Como Alex Pereira homenageia a tribo Pataxo do Brasil com seus golpes no UFC: a religião de Poatan e a herança indígena

O Ultimate Fighting Championship é o lar de alguns dos atletas mais talentosos do mundo. Cada lutador em sua lista tem raízes específicas de onde vêm e se orgulham. Campeão Peso Médio do UFC Alex’poatan’ Pereira não é diferente. Apesar da fama recente e fama no mundo do MMA após sua saída do kickboxing, o brasileiro sempre defendeu manter suas raízes.

O homem de 35 anos sempre foi bastante reservado sobre sua vida privada. Por mais que Alex goste de postar sobre seus treinos nas redes sociais, o homem realmente não se aprofunda no lado não-lutador da vida. No entanto, quando se trata de retratar sua linhagem e linhagem, Pereira não recua. Assim como todo mundo,’poatan’ tem sua própria maneira única de representar sua cultura e tradições.

O ex-vice-campeão do GLORY sai ao som de uma música chamada “Itsari” do Sepultura. Uma característica distintiva de seus golpes, no entanto, é que ele imita o estilo de um caçador cauteloso, que atira uma flecha após acertar o alvo. Antes de cada luta, Alex realiza esse ritual para se conectar com suas raízes indígenas enquanto ganha confiança.

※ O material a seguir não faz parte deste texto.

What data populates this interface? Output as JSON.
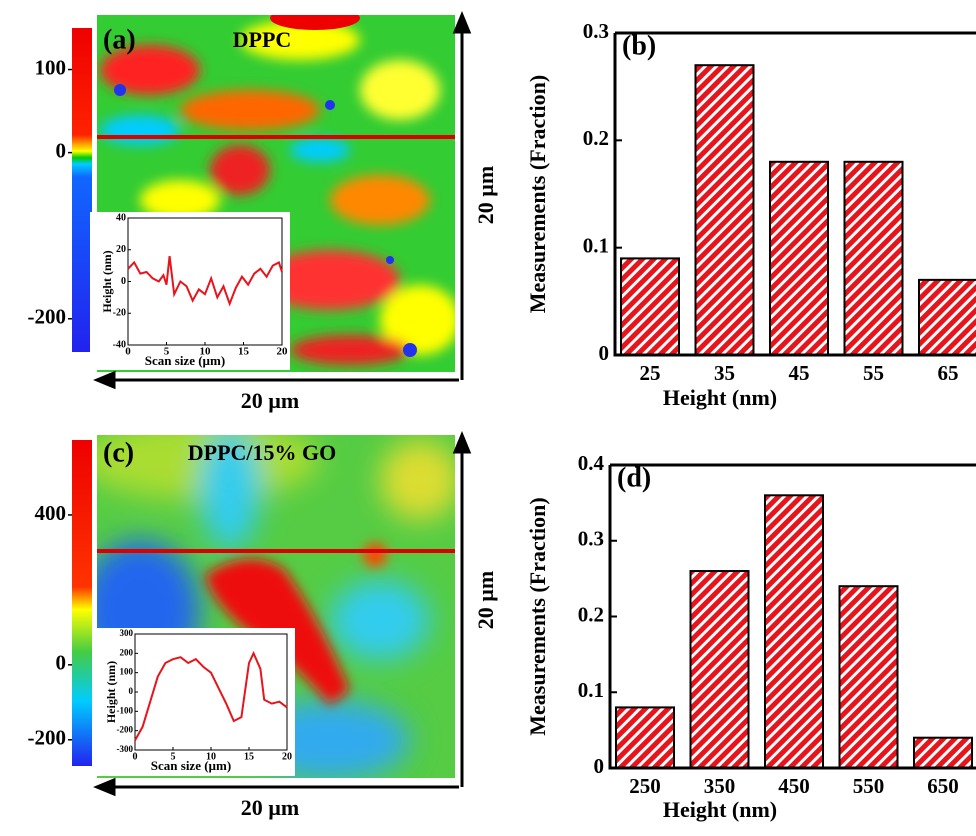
{
  "chart_data": [
    {
      "type": "afm-image",
      "label": "(a)",
      "title": "DPPC",
      "colorbar": {
        "clim": [
          -240,
          150
        ],
        "ticks": [
          100,
          0,
          -200
        ]
      },
      "x_scale_label": "20 µm",
      "y_scale_label": "20 µm"
    },
    {
      "type": "line",
      "xlabel": "Scan size (µm)",
      "ylabel": "Height (nm)",
      "xlim": [
        0,
        20
      ],
      "ylim": [
        -40,
        40
      ],
      "xticks": [
        0,
        5,
        10,
        15,
        20
      ],
      "yticks": [
        -40,
        -20,
        0,
        20,
        40
      ],
      "color": "#e8141b",
      "x": [
        0,
        0.8,
        1.6,
        2.4,
        3.2,
        4,
        4.6,
        5,
        5.4,
        6,
        6.8,
        7.6,
        8.4,
        9.2,
        10,
        10.8,
        11.6,
        12.4,
        13.2,
        14,
        14.8,
        15.6,
        16.4,
        17.2,
        18,
        18.8,
        19.6,
        20
      ],
      "values": [
        8,
        12,
        5,
        6,
        2,
        0,
        4,
        -2,
        16,
        -8,
        0,
        -3,
        -12,
        -5,
        -8,
        2,
        -10,
        -3,
        -14,
        -4,
        3,
        -2,
        5,
        8,
        3,
        10,
        12,
        6
      ]
    },
    {
      "type": "bar",
      "label": "(b)",
      "xlabel": "Height (nm)",
      "ylabel": "Measurements (Fraction)",
      "categories": [
        "25",
        "35",
        "45",
        "55",
        "65"
      ],
      "values": [
        0.09,
        0.27,
        0.18,
        0.18,
        0.07
      ],
      "ylim": [
        0,
        0.3
      ],
      "yticks": [
        0,
        0.1,
        0.2,
        0.3
      ],
      "color": "#e8141b"
    },
    {
      "type": "afm-image",
      "label": "(c)",
      "title": "DPPC/15% GO",
      "colorbar": {
        "clim": [
          -270,
          600
        ],
        "ticks": [
          400,
          0,
          -200
        ]
      },
      "x_scale_label": "20 µm",
      "y_scale_label": "20 µm"
    },
    {
      "type": "line",
      "xlabel": "Scan size (µm)",
      "ylabel": "Height (nm)",
      "xlim": [
        0,
        20
      ],
      "ylim": [
        -300,
        300
      ],
      "xticks": [
        0,
        5,
        10,
        15,
        20
      ],
      "yticks": [
        -300,
        -200,
        -100,
        0,
        100,
        200,
        300
      ],
      "color": "#e8141b",
      "x": [
        0,
        1,
        2,
        3,
        4,
        5,
        6,
        7,
        8,
        9,
        10,
        11,
        12,
        13,
        14,
        15,
        15.6,
        16.5,
        17,
        18,
        19,
        20
      ],
      "values": [
        -250,
        -180,
        -50,
        80,
        150,
        170,
        180,
        150,
        170,
        130,
        100,
        20,
        -60,
        -150,
        -130,
        150,
        200,
        120,
        -40,
        -60,
        -50,
        -80
      ]
    },
    {
      "type": "bar",
      "label": "(d)",
      "xlabel": "Height (nm)",
      "ylabel": "Measurements (Fraction)",
      "categories": [
        "250",
        "350",
        "450",
        "550",
        "650"
      ],
      "values": [
        0.08,
        0.26,
        0.36,
        0.24,
        0.04
      ],
      "ylim": [
        0,
        0.4
      ],
      "yticks": [
        0,
        0.1,
        0.2,
        0.3,
        0.4
      ],
      "color": "#e8141b"
    }
  ]
}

Falando sobre seu estilo infame em uma entrevista no ano passado, Alex compartilhou: “Quando comecei a treinar kickboxing, meu primeiro professor tinha raízes indígenas. Fui para casa no mesmo dia e perguntei a minha mãe. Ela disse que meus avós eram nativos. Isso me deixou mais confiante. Queríamos reviver minha herança e cultura indígena. Fiz um ritual de arco e flecha. Depois uma sequência com a música indígena e foi assim que começou.”

Para a surpresa de muitos fãs, o UFC não é a única organização onde Pereira usou seu ritual de “arco e flecha” durante seus golpes. O homem de 35 anos usa esse ritual desde seus dias de GLÓRIA. A canção de paralisação também não mudou para o brasileiro.

Alex Pereira pertence à tribo Pataxó

Alex Pereita nasceu em São Bernardo do Campo, município brasileiro do estado de São Paulo. Apesar de ter nascido e crescido no Brasil, o jogador de 35 anos nunca esqueceu suas raízes. Apesar do mistério que o homem de 35 anos carrega, Pereira nunca teve vergonha de representar sua cultura tribal e o que eles representam.

Para os fãs que não sabem,’poatan’ vem da tribo Pataxó. A tribo indígena tem pouco mais de 12 mil membros residentes no estado da Bahia. A tribo tinha uma língua pataxó própria, mas hoje extinta. Mais tarde, vários termos da língua extinta foram preservados em patxoh e português, eventualmente substituindo-os.

Em meados do século passado, a tribo indígena viveu uma grande turbulência. Não apenas os residentes foram despejados de suas casas, mas suas colônias foram convertidas em fazendas particulares. Alex até afirmou que quer continuar representando e ajudando a tribo.

Em entrevista à ESPN, Pereira disse: “Eu quero fazer um nome para mim [for] eu mesmo e usar isso para ajudar os indígenas no futuro… eu tenho a oportunidade de ajudar os indígenas com isso [UFC’s platform].”

‘poatan’ até usaram seu capacete nativo durante a cerimônia do UFC 281. Pereira não só homenageia suas tradições com seus golpes espetaculares, como também visita a tribo sempre que tem oportunidade. Depois de conquistar o título dos médios de Israel Adesanya no ano passado, Alex levou o cinturão para sua tribo Pataxó no Brasil e comemorou com seu povo.